Spain Papers Review - Tuesday August 17 2010larger |
smallerBy h.b. - Aug 17, 2010 - 9:44 AMThe cancellation of a meeting between the Prime Minister and top constructors dominates many of the papers in Spain today
El País today
ABC headlines that Zapatero cancelled the meeting after calling the constructors to the Moncloa where he was to have explained the announced cuts in public works. ABC says that sources close to the Prime Minister say that the leaking of the meeting to the media has caused it to be postponed, but with no new date.
El Mundo considers that the Prime Minister cancelled the meeting to try and avoid being linked to the ‘sounding balloon’ sent up over a possible increase in taxes. The paper notes that businessmen, politicians, and consumers are all against an increase in taxes.
El País however reports that it was the constructors who cancelled the meeting ‘so as not to appear as beggars’.
La Razón thinks it was the Prime Minister who cancelled the meeting, after news of it was leaked, and points to similarities with his meeting with Tomás Gómez last week.
El País reports that a judge has charged the top members of the Partido Popular in Orihuela and 33 others as the Brugal case continues. The paper says that the current PP Mayor of the town has now been implicated.
Público reports that PP leader Mariano Rajoy is still supporting Francisco Camps as the party’s regional candidate in Valencia, but notes that yesterday he avoided being photographed with him.
ABC has photo from the border at the North African enclave of Ceuta which has joined the Moroccan boycott already seen in Melilla. It shows protests at the frontier last Saturday and the indifference of the Moroccan police. It says both enclaves will see another day with a lack of supplies today.
El Mundo reports that the police union SUP has criticised the Equality Minister, Bibiana Aído, for not defending the female police in Melilla. The paper says that Rajoy has sent González Pons to the city as an example that the Government should take the incidents more seriously.
La Razón leads with the story and says that Melilla faces another blockade today as the vacuum of Spanish diplomacy continues. The paper says that there is no ambassador in Rabat, or consuls in Tetuán, Larache and Nador, and that the Spanish Foreign Minister, Miguel Moratinos, is on holiday. It says the boycott will affect cement, bricks, fish, fruit, vegetables and domestic service.
ABC notes that the National Court is to investigate a ceremony in homage to an ETA terrorist.
El País reports that a Spanish judge is to investigate Google and the accusation that its Street View cars collected private data.
Público leads with the story and puts a Googlemap of Spain on its front page.

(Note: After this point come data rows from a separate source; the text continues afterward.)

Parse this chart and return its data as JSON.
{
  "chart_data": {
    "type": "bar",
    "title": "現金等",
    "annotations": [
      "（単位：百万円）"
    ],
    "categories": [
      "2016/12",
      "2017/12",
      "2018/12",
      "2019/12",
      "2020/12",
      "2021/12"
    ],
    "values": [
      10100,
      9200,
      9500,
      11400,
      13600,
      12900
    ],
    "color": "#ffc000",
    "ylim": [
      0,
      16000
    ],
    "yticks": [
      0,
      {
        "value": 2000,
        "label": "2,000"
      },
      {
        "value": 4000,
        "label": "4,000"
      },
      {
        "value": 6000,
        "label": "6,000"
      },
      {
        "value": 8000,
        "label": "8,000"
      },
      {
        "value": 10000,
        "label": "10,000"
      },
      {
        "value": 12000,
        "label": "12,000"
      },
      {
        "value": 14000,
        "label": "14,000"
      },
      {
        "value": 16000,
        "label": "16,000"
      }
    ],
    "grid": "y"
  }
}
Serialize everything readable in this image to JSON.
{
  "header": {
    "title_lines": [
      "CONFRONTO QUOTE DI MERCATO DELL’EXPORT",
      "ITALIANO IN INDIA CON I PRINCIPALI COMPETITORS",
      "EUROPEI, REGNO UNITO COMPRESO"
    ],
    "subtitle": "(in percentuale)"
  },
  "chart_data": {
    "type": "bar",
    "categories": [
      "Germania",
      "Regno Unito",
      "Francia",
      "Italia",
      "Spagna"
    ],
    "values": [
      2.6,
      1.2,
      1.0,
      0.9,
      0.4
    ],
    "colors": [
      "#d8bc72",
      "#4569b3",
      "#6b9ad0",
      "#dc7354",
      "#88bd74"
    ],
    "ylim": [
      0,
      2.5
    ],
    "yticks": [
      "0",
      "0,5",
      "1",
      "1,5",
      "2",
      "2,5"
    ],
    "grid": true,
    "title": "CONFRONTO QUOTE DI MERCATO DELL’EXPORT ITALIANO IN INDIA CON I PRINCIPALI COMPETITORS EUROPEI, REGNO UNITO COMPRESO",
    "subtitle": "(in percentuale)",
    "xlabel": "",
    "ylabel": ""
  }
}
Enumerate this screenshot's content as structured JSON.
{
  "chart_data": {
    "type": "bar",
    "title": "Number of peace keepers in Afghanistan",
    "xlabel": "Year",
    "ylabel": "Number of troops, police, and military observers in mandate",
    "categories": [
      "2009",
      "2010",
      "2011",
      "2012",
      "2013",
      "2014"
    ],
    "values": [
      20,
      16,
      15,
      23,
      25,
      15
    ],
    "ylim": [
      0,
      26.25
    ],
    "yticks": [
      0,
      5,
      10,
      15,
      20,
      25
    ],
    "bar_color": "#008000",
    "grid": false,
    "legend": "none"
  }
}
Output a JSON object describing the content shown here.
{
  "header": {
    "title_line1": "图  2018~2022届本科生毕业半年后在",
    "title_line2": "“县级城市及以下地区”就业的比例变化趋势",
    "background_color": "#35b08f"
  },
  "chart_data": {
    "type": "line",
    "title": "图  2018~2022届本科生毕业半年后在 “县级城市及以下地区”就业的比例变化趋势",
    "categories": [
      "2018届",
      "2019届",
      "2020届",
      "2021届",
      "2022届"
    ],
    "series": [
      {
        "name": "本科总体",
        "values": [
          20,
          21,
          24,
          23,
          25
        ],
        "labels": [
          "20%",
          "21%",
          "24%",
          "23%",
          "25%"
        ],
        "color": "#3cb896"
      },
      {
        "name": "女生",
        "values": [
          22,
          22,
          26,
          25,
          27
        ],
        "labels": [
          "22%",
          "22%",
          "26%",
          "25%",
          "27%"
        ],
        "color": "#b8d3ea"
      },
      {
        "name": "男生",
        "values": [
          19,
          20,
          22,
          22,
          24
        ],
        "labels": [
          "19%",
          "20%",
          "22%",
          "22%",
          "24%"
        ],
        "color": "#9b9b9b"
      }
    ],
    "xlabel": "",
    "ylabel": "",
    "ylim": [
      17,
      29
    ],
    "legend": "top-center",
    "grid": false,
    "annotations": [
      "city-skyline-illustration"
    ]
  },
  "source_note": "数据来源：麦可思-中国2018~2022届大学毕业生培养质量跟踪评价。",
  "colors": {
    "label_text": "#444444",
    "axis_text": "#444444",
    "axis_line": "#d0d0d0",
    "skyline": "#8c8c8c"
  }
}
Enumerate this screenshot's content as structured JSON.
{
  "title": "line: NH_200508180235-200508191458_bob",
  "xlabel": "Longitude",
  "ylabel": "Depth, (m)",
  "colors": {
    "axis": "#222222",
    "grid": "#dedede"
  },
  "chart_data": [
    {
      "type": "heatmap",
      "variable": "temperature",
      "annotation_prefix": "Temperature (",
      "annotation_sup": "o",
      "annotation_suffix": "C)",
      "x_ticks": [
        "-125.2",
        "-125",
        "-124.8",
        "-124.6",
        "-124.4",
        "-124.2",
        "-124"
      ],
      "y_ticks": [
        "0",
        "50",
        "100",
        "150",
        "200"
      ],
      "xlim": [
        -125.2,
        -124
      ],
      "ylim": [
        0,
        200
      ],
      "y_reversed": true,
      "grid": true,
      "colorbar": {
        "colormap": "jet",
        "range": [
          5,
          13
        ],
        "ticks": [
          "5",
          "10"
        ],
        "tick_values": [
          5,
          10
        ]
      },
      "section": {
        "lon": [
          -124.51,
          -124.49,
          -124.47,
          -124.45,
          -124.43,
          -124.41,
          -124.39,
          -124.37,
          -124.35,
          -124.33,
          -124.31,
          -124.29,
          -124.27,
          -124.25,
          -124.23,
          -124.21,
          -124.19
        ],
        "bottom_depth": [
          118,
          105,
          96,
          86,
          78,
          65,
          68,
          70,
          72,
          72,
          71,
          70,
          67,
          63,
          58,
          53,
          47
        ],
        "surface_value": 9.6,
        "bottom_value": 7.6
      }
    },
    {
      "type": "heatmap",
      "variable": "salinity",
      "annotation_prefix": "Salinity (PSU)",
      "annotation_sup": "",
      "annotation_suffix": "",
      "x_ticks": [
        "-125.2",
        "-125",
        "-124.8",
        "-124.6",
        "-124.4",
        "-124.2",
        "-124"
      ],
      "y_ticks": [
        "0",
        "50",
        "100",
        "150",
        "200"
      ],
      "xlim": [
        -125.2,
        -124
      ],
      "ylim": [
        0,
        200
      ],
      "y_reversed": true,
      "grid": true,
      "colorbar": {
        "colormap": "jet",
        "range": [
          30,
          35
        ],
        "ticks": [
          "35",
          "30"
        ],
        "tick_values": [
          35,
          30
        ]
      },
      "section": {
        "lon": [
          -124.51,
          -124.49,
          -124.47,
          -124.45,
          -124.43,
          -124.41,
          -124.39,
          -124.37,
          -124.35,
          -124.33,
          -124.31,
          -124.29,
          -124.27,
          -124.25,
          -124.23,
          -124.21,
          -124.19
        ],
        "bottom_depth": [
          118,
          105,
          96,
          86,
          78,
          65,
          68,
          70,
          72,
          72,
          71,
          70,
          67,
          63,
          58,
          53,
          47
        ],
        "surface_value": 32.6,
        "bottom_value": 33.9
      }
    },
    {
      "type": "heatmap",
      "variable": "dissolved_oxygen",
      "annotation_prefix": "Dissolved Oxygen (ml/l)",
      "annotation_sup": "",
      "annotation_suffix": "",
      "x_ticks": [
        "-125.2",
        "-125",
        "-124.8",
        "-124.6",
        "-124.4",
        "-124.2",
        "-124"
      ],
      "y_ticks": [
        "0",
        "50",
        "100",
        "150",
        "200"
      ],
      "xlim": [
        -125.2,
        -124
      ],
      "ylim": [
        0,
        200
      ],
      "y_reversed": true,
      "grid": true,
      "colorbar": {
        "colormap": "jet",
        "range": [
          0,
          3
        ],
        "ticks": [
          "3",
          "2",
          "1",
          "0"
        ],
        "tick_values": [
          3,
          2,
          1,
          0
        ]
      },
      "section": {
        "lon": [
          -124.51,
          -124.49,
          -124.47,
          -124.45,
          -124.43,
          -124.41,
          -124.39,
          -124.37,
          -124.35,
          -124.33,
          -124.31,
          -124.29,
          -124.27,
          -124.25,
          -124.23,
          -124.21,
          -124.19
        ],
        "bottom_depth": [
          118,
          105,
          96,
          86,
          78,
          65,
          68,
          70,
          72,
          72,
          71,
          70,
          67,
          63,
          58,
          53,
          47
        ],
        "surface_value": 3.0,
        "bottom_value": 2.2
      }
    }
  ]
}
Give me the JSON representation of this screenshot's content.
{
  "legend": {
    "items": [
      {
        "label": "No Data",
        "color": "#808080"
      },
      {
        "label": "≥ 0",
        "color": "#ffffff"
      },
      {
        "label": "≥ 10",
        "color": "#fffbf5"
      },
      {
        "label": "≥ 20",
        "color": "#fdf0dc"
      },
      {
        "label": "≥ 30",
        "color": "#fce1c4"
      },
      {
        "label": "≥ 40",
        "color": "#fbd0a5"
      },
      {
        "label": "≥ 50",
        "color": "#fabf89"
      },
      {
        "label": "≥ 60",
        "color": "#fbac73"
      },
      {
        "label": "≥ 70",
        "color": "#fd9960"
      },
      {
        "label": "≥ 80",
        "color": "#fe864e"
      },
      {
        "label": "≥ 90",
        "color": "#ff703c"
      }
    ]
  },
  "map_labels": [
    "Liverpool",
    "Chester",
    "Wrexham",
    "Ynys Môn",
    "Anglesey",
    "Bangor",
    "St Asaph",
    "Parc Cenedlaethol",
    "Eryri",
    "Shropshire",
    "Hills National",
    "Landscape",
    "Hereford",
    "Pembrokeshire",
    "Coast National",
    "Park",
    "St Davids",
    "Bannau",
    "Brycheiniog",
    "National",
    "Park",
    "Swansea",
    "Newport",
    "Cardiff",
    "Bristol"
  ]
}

La Razón notes that last weekend, considered to be the most dangerous of the years on the roads because of the volume of traffic saw 68% fewer deaths despite the ‘dropped ball point pen strike’ by the trafico guardia. ‘Fewer fines, fewer accidents’, is the headline.
El Mundo says that Basque anti-bullfight activists have compared the bullfight with terrorism.
El País reports that the forest fires in Galicia have now affected 4,000 hectares in a summer which otherwise has seen very few blazes.
El Mundo reports that the US Defence Secretary, Robert Gates, has corrected General Petraeus, and says that the USA will leave Afghanistan in 2011.
El País notes that China has overtaken Japan as the second largest economy in the world.
La Razón highlights the news with a graph and notes that China is also reducing distances with the United States.
El Mundo highlights the Israeli soldier who has put up photos of her Palestinian prisoners on Facebook, as the paper puts it, ‘as if they were pictures of a holiday in Thailand’.
El País has a front page photo of Pakistani children queuing for food. The paper says that epidemics now threaten 3.5 million children in the country following the worst floods for 80 years.
El Mundo notes the Edinburgh Festival has seen an anti-Spanish Montezuma, co-produced by the Teatro Real in Madrid where it will arrive in September.
And finally,
El Mundo puts Angelina Jolie and George Clooney on its masthead today, as the couple take on the roles of Marilyn Monroe and Frank Sinatra.